Unless they have business partners who turn ideas into products, inventors must address this problem. And this isn’t as hard as it may at first seem. What inventors must do is apply their skill at producing great ideas to the realm of business strategy.


One of the key business strategies for inventors is communication. Those inventors who can express their ideas in simple terms verbally and in writing give themselves an advantage.

To see this strategy at work, inventors should watch TV programmes such as Dragon’s Den. At the end of each entrepreneur’s presentation, they should ask: Do I fully understand what the entrepreneur has said? If so, how did the entrepreneur make his or her points? If the presentation was poor, what could the entrepreneur done to have improved it?

What comes out of this process is a realisation that in business, good communication sells products and services. Inventors don’t have to know sales techniques. But they do need to communicate with clarity and enthusiasm.

Know the Customer

What may seem like a great idea to an inventor may meet with indifference in the outside world. Inventors therefore need a customer strategy.

Whenever an inventor starts developing an idea, he or she must ask one question: who is going to use this new product?

Potential customers may number in the millions or hundreds. They may be consumers or business people. They may be wealthy or have an average income. It doesn’t matter. Inventors must have a clear idea of who is going to buy what they make.


Inventors should not be parochial. They should adopt a worldwide business strategy.

This sounds rather daunting. It’s not. A worldwide strategy simply means that investors should consider whether their ideas would do well in foreign as well as home markets. They also need to decide whether it’s more practical and cost-effective to make a product abroad than in the UK.


Business strategists regularly talk about the need for websites and online advertising to promote new products. Inventors should therefore think about an online strategy.

Online marketing is sophisticated. Standalone websites do not succeed. They need support from online and traditional media ads; SEO (search engine optimised) promotion from articles and linked websites; press releases; and appearances in social media. With the right support, online marketing can bring an inventor’s new product to the world’s attention.

Survive for Twelve Months

Inventors need a survival strategy from the moment they begin inventing. The business world can be tough. The frequently quoted statement that 50% of new businesses fail in their first year is an unfortunate fact.

Inventors who work at their ideas full-time must have a twelve-month strategy.
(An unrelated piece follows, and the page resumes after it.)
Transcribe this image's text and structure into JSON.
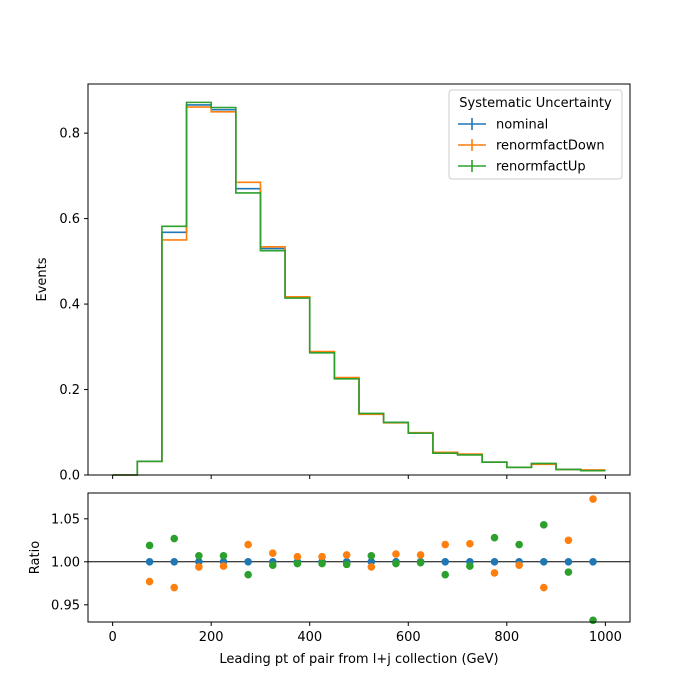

They must know in advance how they are going to pull through the first year and pay their bills.

During their first year as sole traders or as directors of limited companies, inventors will learn a lot about the business world whether they want to or not. Many of the lessons are harsh and can damage financial resources. A twelve-month business strategy that allows for the unexpected can mean the difference between long-term success as an inventor and abrupt failure.